En effet, les textes réunis dans Suite pour un visage ont avant tout été écrits pour accompagner un spectacle de ballet-jazz monté par un groupe d’étudiants du Cégep du Vieux Montréal, annulé à cause de la fermeture de la salle où devait se tenir l’événement. Robert Leroux, qui allait devenir libraire (et qui l’est toujours), trouvant que ces textes méritaient d’être diffusés et lus puisqu’ils ne pouvaient être entendus, a investi le montant de sa bourse dans la création d’une maison d’édition qui a vécu le temps de ce titre, tiré à 500 exemplaires, tous vendus.
À cette époque, la toute jeune Hélène Rioux est convaincue d’une chose : elle sera poète. « C’est d’ailleurs tout ce que je savais à ce moment-là. Rien d’autre, me dit-elle, alors que nous étions attablées devant une assiette de pâtes. Le reste allait venir plus tard. Graduellement. Les nouvelles. La traduction. Le roman. » Comme on tisse sa toile sans savoir la taille qu’elle aura ni connaître l’angle qu’elle prendra. Et poète, elle l’est toujours, même si elle ne publie plus ses textes poétiques, privilégiant la fiction.
Troisième au Concours de nouvelles de Radio-Canada en 1986, elle n’a pas cessé depuis de recevoir prix littéraires et mentions, tant pour ses romans que ses traductions.
Vient de paraître Nuits blanches et jours de gloire, le troisième tome de cette tétralogie entamée par Hélène Rioux en 2007 qui a pour point de départ le Bout du monde, un restaurant de quartier où se retrouvent habitués et chauffeurs de taxi, à partir duquel gravitent une pléiade de personnages de partout au monde. L’action se déroule lors du solstice d’été, chacun des « Fragments du monde » qui chapeautent cette série se déroulant au changement de saison, choix naturel pour celle qui a d’abord été poète et pour qui solstice et équinoxe créent par leur simple évocation un sentiment de poésie.

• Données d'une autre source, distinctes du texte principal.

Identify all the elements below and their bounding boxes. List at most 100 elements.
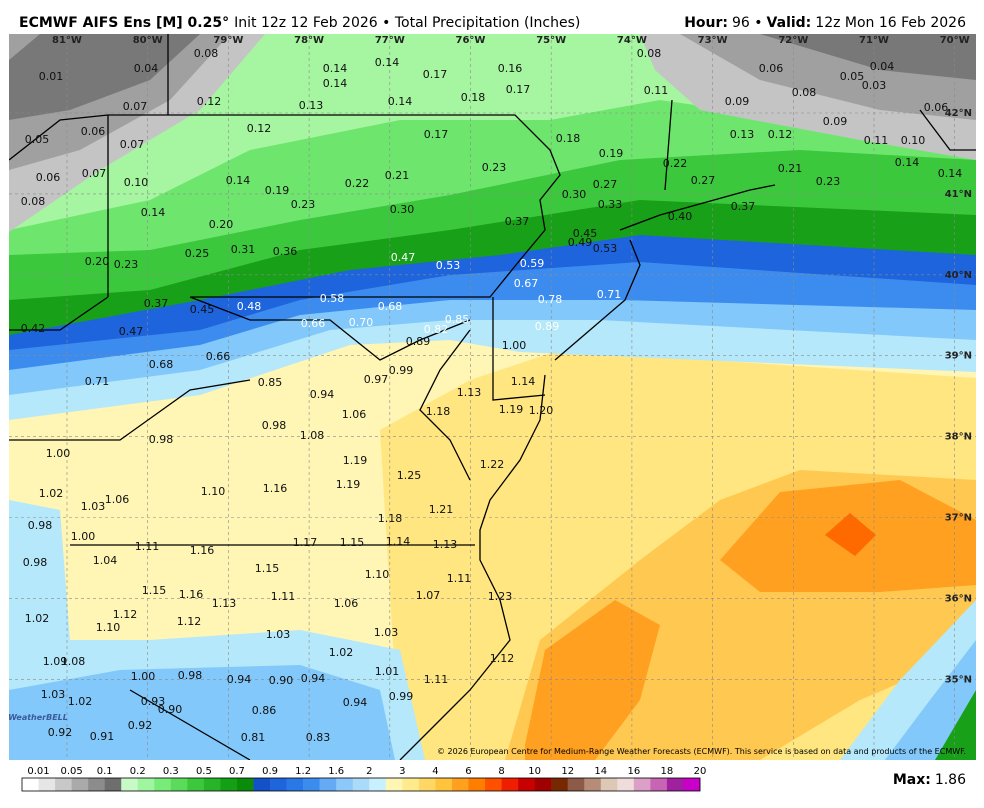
point-value: 0.12 xyxy=(768,128,793,141)
colorbar-swatch xyxy=(418,778,436,791)
attribution: © 2026 European Centre for Medium-Range … xyxy=(437,747,966,756)
point-value: 0.30 xyxy=(390,203,415,216)
colorbar-swatch xyxy=(187,778,205,791)
point-value: 0.12 xyxy=(197,95,222,108)
point-value: 1.06 xyxy=(342,408,367,421)
colorbar-swatch xyxy=(270,778,287,791)
point-value: 1.16 xyxy=(179,588,204,601)
point-value: 1.12 xyxy=(490,652,515,665)
point-value: 0.08 xyxy=(194,47,219,60)
point-value: 0.68 xyxy=(378,300,403,313)
point-value: 0.85 xyxy=(258,376,283,389)
colorbar-frame xyxy=(21,777,701,792)
point-value: 0.98 xyxy=(149,433,174,446)
point-value: 0.23 xyxy=(816,175,841,188)
point-value: 0.14 xyxy=(938,167,963,180)
point-value: 1.10 xyxy=(201,485,226,498)
point-value: 1.08 xyxy=(300,429,325,442)
point-value: 0.89 xyxy=(406,335,431,348)
longitude-label: 70°W xyxy=(940,35,970,46)
point-value: 1.11 xyxy=(135,540,160,553)
point-value: 0.86 xyxy=(252,704,277,717)
point-value: 1.00 xyxy=(131,670,156,683)
colorbar-swatch xyxy=(38,778,56,791)
point-value: 0.31 xyxy=(231,243,256,256)
colorbar-label: 0.7 xyxy=(229,766,245,777)
point-value: 1.11 xyxy=(447,572,472,585)
point-value: 1.13 xyxy=(433,538,458,551)
model: ECMWF AIFS Ens [M] 0.25° xyxy=(19,15,229,31)
point-value: 1.02 xyxy=(329,646,354,659)
colorbar-label: 10 xyxy=(528,766,541,777)
latitude-label: 41°N xyxy=(945,189,972,200)
point-value: 0.36 xyxy=(273,245,298,258)
point-value: 1.25 xyxy=(397,469,422,482)
colorbar-swatch xyxy=(71,778,89,791)
colorbar-swatch xyxy=(170,778,188,791)
point-value: 0.67 xyxy=(514,277,539,290)
colorbar-swatch xyxy=(203,778,221,791)
longitude-label: 77°W xyxy=(375,35,405,46)
point-value: 0.94 xyxy=(310,388,335,401)
point-value: 0.45 xyxy=(190,303,215,316)
point-value: 0.47 xyxy=(391,251,416,264)
point-value: 0.70 xyxy=(349,316,374,329)
point-value: 0.94 xyxy=(343,696,368,709)
point-value: 0.11 xyxy=(644,84,669,97)
header-left: ECMWF AIFS Ens [M] 0.25° Init 12z 12 Feb … xyxy=(19,15,580,31)
colorbar-swatch xyxy=(253,778,271,791)
longitude-label: 81°W xyxy=(52,35,82,46)
colorbar-swatch xyxy=(518,778,535,791)
point-value: 0.40 xyxy=(668,210,693,223)
colorbar-swatch xyxy=(88,778,105,791)
point-value: 0.14 xyxy=(226,174,251,187)
point-value: 0.11 xyxy=(864,134,889,147)
colorbar-swatch xyxy=(369,778,387,791)
point-value: 0.49 xyxy=(568,236,593,249)
logo: WeatherBELL xyxy=(8,713,68,722)
point-value: 0.14 xyxy=(323,77,348,90)
point-value: 0.81 xyxy=(241,731,266,744)
colorbar-swatch xyxy=(501,778,519,791)
point-value: 1.20 xyxy=(529,404,554,417)
valid-value: 12z Mon 16 Feb 2026 xyxy=(815,15,966,31)
longitude-label: 79°W xyxy=(213,35,243,46)
point-value: 0.78 xyxy=(538,293,563,306)
point-value: 0.37 xyxy=(505,215,530,228)
latitude-label: 37°N xyxy=(945,513,972,524)
point-value: 0.10 xyxy=(124,176,149,189)
point-value: 0.14 xyxy=(895,156,920,169)
point-value: 0.17 xyxy=(424,128,449,141)
point-value: 0.20 xyxy=(85,255,110,268)
point-value: 0.82 xyxy=(424,323,449,336)
point-value: 0.94 xyxy=(227,673,252,686)
colorbar-swatch xyxy=(55,778,72,791)
point-value: 1.21 xyxy=(429,503,454,516)
point-value: 0.71 xyxy=(597,288,622,301)
colorbar-swatch xyxy=(22,778,39,791)
longitude-label: 72°W xyxy=(778,35,808,46)
longitude-label: 80°W xyxy=(133,35,163,46)
colorbar-swatch xyxy=(435,778,453,791)
longitude-label: 71°W xyxy=(859,35,889,46)
point-value: 0.45 xyxy=(573,227,598,240)
point-value: 0.59 xyxy=(520,257,545,270)
point-value: 0.42 xyxy=(21,322,46,335)
point-value: 1.06 xyxy=(334,597,359,610)
longitude-label: 78°W xyxy=(294,35,324,46)
longitude-label: 75°W xyxy=(536,35,566,46)
point-value: 1.13 xyxy=(212,597,237,610)
point-value: 1.02 xyxy=(25,612,50,625)
point-value: 0.94 xyxy=(301,672,326,685)
point-value: 1.17 xyxy=(293,536,318,549)
colorbar-label: 14 xyxy=(594,766,607,777)
point-value: 1.18 xyxy=(378,512,403,525)
colorbar-swatch xyxy=(303,778,320,791)
colorbar-label: 0.2 xyxy=(130,766,146,777)
longitude-label: 76°W xyxy=(456,35,486,46)
latitude-label: 42°N xyxy=(945,108,972,119)
axis-labels: 81°W 80°W 79°W 78°W 77°W 76°W 75°W 74°W 73°W 72°W… xyxy=(52,35,972,685)
colorbar-swatch xyxy=(567,778,585,791)
point-value: 0.07 xyxy=(82,167,107,180)
point-value: 0.19 xyxy=(265,184,290,197)
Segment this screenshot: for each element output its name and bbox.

La poésie n’est pas qu’un genre littéraire, ni que des poèmes et de la prose poétique. « La poésie est un état, une façon de penser et d’écrire, un regard sur les petites choses du quotidien qu’elle débanalise. La poésie est partout », continue-t-elle. Dans chacun des livres d’Hélène Rioux. Dans cette magnifique série qui est un peu le prolongement de son premier titre paru, puisqu’elle constitue une sorte de « suite pour des visages », et non pas un seul, rappelant en ceci le titre de son premier livre. « Des visages dont je me suis éprise et qu’il m’est difficile de faire disparaître. Des personnages auxquels je me suis attachée, que j’aime, que j’écoute. Ce sont eux qui me dictent la suite. »
Hélène Rioux pensait qu’elle serait toute sa vie poète. Elle n’avait pas tort. La poésie est en elle et porte son écriture.